A smaller residual standard error implies that the data points are more tightly clustered around the regression line, indicating a more precise model.
Confidence Interval
A 95% confidence interval (CI) for a parameter—such as a regression coefficient—provides a range that, under repeated sampling, would contain the true (but unknown) population parameter 95% of the time. Analogy: Imagine shooting arrows at a target. If you drew a circle around where 95% of your arrows landed, that circle is like a confidence interval—it captures the region in which your “shots” (i.e., estimates from different samples) tend to fall. Uncertainty quantification: A CI communicates your estimate’s precision—narrower intervals imply more precise estimates (often due to larger samples or less variability), whereas wider intervals indicate greater uncertainty about the true value.

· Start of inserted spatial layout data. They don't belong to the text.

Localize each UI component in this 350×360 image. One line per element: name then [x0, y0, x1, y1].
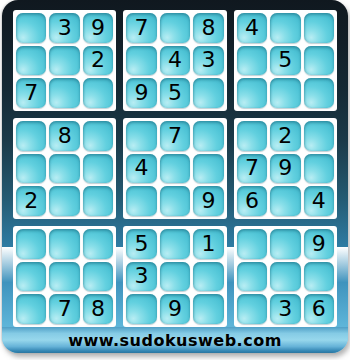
cell-r1c4[interactable]: 7: [126, 13, 156, 43]
cell-r9c9[interactable]: 6: [304, 294, 334, 324]
cell-r4c6[interactable]: [193, 121, 223, 151]
cell-r3c9[interactable]: [304, 78, 334, 108]
cell-r3c1[interactable]: 7: [16, 78, 46, 108]
cell-r8c6[interactable]: [193, 262, 223, 292]
cell-r2c5[interactable]: 4: [160, 46, 190, 76]
cell-r3c4[interactable]: 9: [126, 78, 156, 108]
cell-r9c1[interactable]: [16, 294, 46, 324]
cell-r6c1[interactable]: 2: [16, 186, 46, 216]
cell-r7c2[interactable]: [49, 229, 79, 259]
block-3: 45: [234, 10, 337, 111]
cell-r2c7[interactable]: [237, 46, 267, 76]
cell-r2c3[interactable]: 2: [83, 46, 113, 76]
block-2: 784395: [123, 10, 226, 111]
cell-r9c3[interactable]: 8: [83, 294, 113, 324]
cell-r8c1[interactable]: [16, 262, 46, 292]
cell-r5c1[interactable]: [16, 154, 46, 184]
cell-r3c7[interactable]: [237, 78, 267, 108]
block-1: 3927: [13, 10, 116, 111]
page: 3927784395458274927964785139936 www.sudo…: [0, 0, 350, 360]
block-9: 936: [234, 226, 337, 327]
cell-r9c7[interactable]: [237, 294, 267, 324]
cell-r5c3[interactable]: [83, 154, 113, 184]
cell-r2c1[interactable]: [16, 46, 46, 76]
cell-r6c4[interactable]: [126, 186, 156, 216]
block-4: 82: [13, 118, 116, 219]
cell-r6c6[interactable]: 9: [193, 186, 223, 216]
cell-r1c2[interactable]: 3: [49, 13, 79, 43]
cell-r8c2[interactable]: [49, 262, 79, 292]
cell-r4c3[interactable]: [83, 121, 113, 151]
cell-r1c8[interactable]: [270, 13, 300, 43]
cell-r3c3[interactable]: [83, 78, 113, 108]
cell-r1c9[interactable]: [304, 13, 334, 43]
cell-r2c9[interactable]: [304, 46, 334, 76]
cell-r9c5[interactable]: 9: [160, 294, 190, 324]
cell-r5c6[interactable]: [193, 154, 223, 184]
cell-r9c6[interactable]: [193, 294, 223, 324]
cell-r7c4[interactable]: 5: [126, 229, 156, 259]
cell-r4c4[interactable]: [126, 121, 156, 151]
cell-r5c8[interactable]: 9: [270, 154, 300, 184]
cell-r4c7[interactable]: [237, 121, 267, 151]
cell-r6c3[interactable]: [83, 186, 113, 216]
cell-r6c7[interactable]: 6: [237, 186, 267, 216]
cell-r8c4[interactable]: 3: [126, 262, 156, 292]
cell-r3c6[interactable]: [193, 78, 223, 108]
cell-r8c7[interactable]: [237, 262, 267, 292]
cell-r3c2[interactable]: [49, 78, 79, 108]
cell-r9c8[interactable]: 3: [270, 294, 300, 324]
cell-r7c6[interactable]: 1: [193, 229, 223, 259]
cell-r5c5[interactable]: [160, 154, 190, 184]
cell-r2c2[interactable]: [49, 46, 79, 76]
block-7: 78: [13, 226, 116, 327]
block-8: 5139: [123, 226, 226, 327]
cell-r6c9[interactable]: 4: [304, 186, 334, 216]
cell-r4c9[interactable]: [304, 121, 334, 151]
cell-r5c7[interactable]: 7: [237, 154, 267, 184]
cell-r7c5[interactable]: [160, 229, 190, 259]
cell-r4c8[interactable]: 2: [270, 121, 300, 151]
footer-bar: www.sudokusweb.com: [2, 327, 348, 353]
cell-r2c6[interactable]: 3: [193, 46, 223, 76]
cell-r6c2[interactable]: [49, 186, 79, 216]
cell-r4c1[interactable]: [16, 121, 46, 151]
block-5: 749: [123, 118, 226, 219]
cell-r5c4[interactable]: 4: [126, 154, 156, 184]
block-6: 27964: [234, 118, 337, 219]
cell-r8c3[interactable]: [83, 262, 113, 292]
cell-r5c2[interactable]: [49, 154, 79, 184]
cell-r7c7[interactable]: [237, 229, 267, 259]
cell-r4c2[interactable]: 8: [49, 121, 79, 151]
cell-r4c5[interactable]: 7: [160, 121, 190, 151]
cell-r1c6[interactable]: 8: [193, 13, 223, 43]
cell-r1c7[interactable]: 4: [237, 13, 267, 43]
cell-r7c3[interactable]: [83, 229, 113, 259]
cell-r3c5[interactable]: 5: [160, 78, 190, 108]
cell-r8c9[interactable]: [304, 262, 334, 292]
cell-r1c3[interactable]: 9: [83, 13, 113, 43]
cell-r8c5[interactable]: [160, 262, 190, 292]
cell-r7c8[interactable]: [270, 229, 300, 259]
cell-r2c4[interactable]: [126, 46, 156, 76]
board-frame: 3927784395458274927964785139936 www.sudo…: [2, 0, 348, 353]
cell-r8c8[interactable]: [270, 262, 300, 292]
cell-r7c9[interactable]: 9: [304, 229, 334, 259]
website-url: www.sudokusweb.com: [68, 331, 282, 350]
cell-r7c1[interactable]: [16, 229, 46, 259]
cell-r3c8[interactable]: [270, 78, 300, 108]
sudoku-board: 3927784395458274927964785139936: [13, 10, 337, 327]
cell-r2c8[interactable]: 5: [270, 46, 300, 76]
cell-r5c9[interactable]: [304, 154, 334, 184]
cell-r9c4[interactable]: [126, 294, 156, 324]
cell-r1c5[interactable]: [160, 13, 190, 43]
cell-r1c1[interactable]: [16, 13, 46, 43]
cell-r6c5[interactable]: [160, 186, 190, 216]
cell-r9c2[interactable]: 7: [49, 294, 79, 324]
cell-r6c8[interactable]: [270, 186, 300, 216]
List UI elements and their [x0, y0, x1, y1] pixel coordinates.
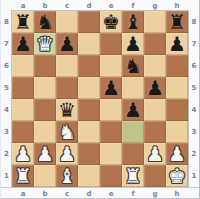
rank-label-7: 7 — [188, 33, 200, 55]
square-d8[interactable] — [78, 11, 100, 33]
piece-white-pawn[interactable]: ♟ — [166, 143, 188, 165]
rank-label-8: 8 — [1, 11, 12, 33]
file-label-a: a — [12, 0, 34, 11]
square-a5[interactable] — [12, 77, 34, 99]
square-f2[interactable] — [122, 143, 144, 165]
square-c2[interactable]: ♟ — [56, 143, 78, 165]
square-e1[interactable] — [100, 165, 122, 187]
piece-black-pawn[interactable]: ♟ — [166, 33, 188, 55]
square-e7[interactable] — [100, 33, 122, 55]
piece-black-pawn[interactable]: ♟ — [122, 33, 144, 55]
file-label-a: a — [12, 188, 34, 199]
rank-label-2: 2 — [188, 143, 200, 165]
piece-black-rook[interactable]: ♜ — [166, 11, 188, 33]
file-label-f: f — [122, 0, 144, 11]
file-label-g: g — [144, 0, 166, 11]
rank-label-3: 3 — [1, 121, 12, 143]
square-b6[interactable] — [34, 55, 56, 77]
rank-labels-right: 87654321 — [188, 11, 200, 187]
piece-black-pawn[interactable]: ♟ — [12, 33, 34, 55]
square-c7[interactable]: ♟ — [56, 33, 78, 55]
square-g2[interactable]: ♟ — [144, 143, 166, 165]
square-b7[interactable]: ♛ — [34, 33, 56, 55]
piece-white-pawn[interactable]: ♟ — [34, 143, 56, 165]
square-c8[interactable] — [56, 11, 78, 33]
square-b4[interactable] — [34, 99, 56, 121]
piece-black-bishop[interactable]: ♝ — [122, 11, 144, 33]
square-e3[interactable] — [100, 121, 122, 143]
file-label-e: e — [100, 188, 122, 199]
piece-white-queen[interactable]: ♛ — [34, 33, 56, 55]
file-label-h: h — [166, 188, 188, 199]
file-label-b: b — [34, 188, 56, 199]
rank-label-2: 2 — [1, 143, 12, 165]
rank-label-4: 4 — [1, 99, 12, 121]
piece-black-pawn[interactable]: ♟ — [100, 77, 122, 99]
square-g3[interactable] — [144, 121, 166, 143]
rank-label-6: 6 — [1, 55, 12, 77]
file-label-e: e — [100, 0, 122, 11]
square-f1[interactable]: ♜ — [122, 165, 144, 187]
file-label-d: d — [78, 0, 100, 11]
piece-black-knight[interactable]: ♞ — [34, 11, 56, 33]
square-c1[interactable]: ♝ — [56, 165, 78, 187]
rank-label-5: 5 — [188, 77, 200, 99]
square-h3[interactable] — [166, 121, 188, 143]
square-h4[interactable] — [166, 99, 188, 121]
square-c3[interactable]: ♞ — [56, 121, 78, 143]
file-label-c: c — [56, 188, 78, 199]
piece-white-pawn[interactable]: ♟ — [56, 143, 78, 165]
square-d3[interactable] — [78, 121, 100, 143]
piece-black-king[interactable]: ♚ — [100, 11, 122, 33]
file-label-f: f — [122, 188, 144, 199]
piece-black-pawn[interactable]: ♟ — [56, 33, 78, 55]
piece-white-rook[interactable]: ♜ — [12, 165, 34, 187]
square-d5[interactable] — [78, 77, 100, 99]
piece-black-pawn[interactable]: ♟ — [144, 77, 166, 99]
square-e5[interactable]: ♟ — [100, 77, 122, 99]
file-label-h: h — [166, 0, 188, 11]
piece-black-pawn[interactable]: ♟ — [122, 99, 144, 121]
square-a4[interactable] — [12, 99, 34, 121]
square-e2[interactable] — [100, 143, 122, 165]
square-f3[interactable] — [122, 121, 144, 143]
square-a7[interactable]: ♟ — [12, 33, 34, 55]
rank-label-1: 1 — [188, 165, 200, 187]
square-d7[interactable] — [78, 33, 100, 55]
square-f5[interactable] — [122, 77, 144, 99]
board-bottom-edge-line — [1, 187, 200, 188]
square-g6[interactable] — [144, 55, 166, 77]
square-d2[interactable] — [78, 143, 100, 165]
piece-white-knight[interactable]: ♞ — [56, 121, 78, 143]
chess-board: ♜♞♚♝♜♟♛♟♟♟♞♟♟♛♟♞♟♟♟♟♟♜♝♜♚ — [12, 11, 188, 187]
square-h5[interactable] — [166, 77, 188, 99]
square-b5[interactable] — [34, 77, 56, 99]
square-f8[interactable]: ♝ — [122, 11, 144, 33]
square-d4[interactable] — [78, 99, 100, 121]
rank-label-3: 3 — [188, 121, 200, 143]
file-label-g: g — [144, 188, 166, 199]
square-g5[interactable]: ♟ — [144, 77, 166, 99]
square-f6[interactable]: ♞ — [122, 55, 144, 77]
file-labels-bottom: abcdefgh — [12, 188, 188, 199]
rank-labels-left: 87654321 — [1, 11, 12, 187]
file-label-c: c — [56, 0, 78, 11]
square-g4[interactable] — [144, 99, 166, 121]
square-b8[interactable]: ♞ — [34, 11, 56, 33]
square-e4[interactable] — [100, 99, 122, 121]
piece-white-rook[interactable]: ♜ — [122, 165, 144, 187]
piece-white-pawn[interactable]: ♟ — [144, 143, 166, 165]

The strength of the relationship highlights the critical importance of customer retention. Initiatives that effectively encourage repeat purchases appear to be a primary driver of customer lifetime value based on this analysis. This understanding can guide the allocation of resources towards strategies that foster customer loyalty and encourage repeat business.
The model employed is a simple linear regression, which only considers the linear relationship between purchase frequency and CLV. Other potentially influential factors that are not included in this model could also play a significant role in determining CLV, e.g., the average monetary value of each purchase.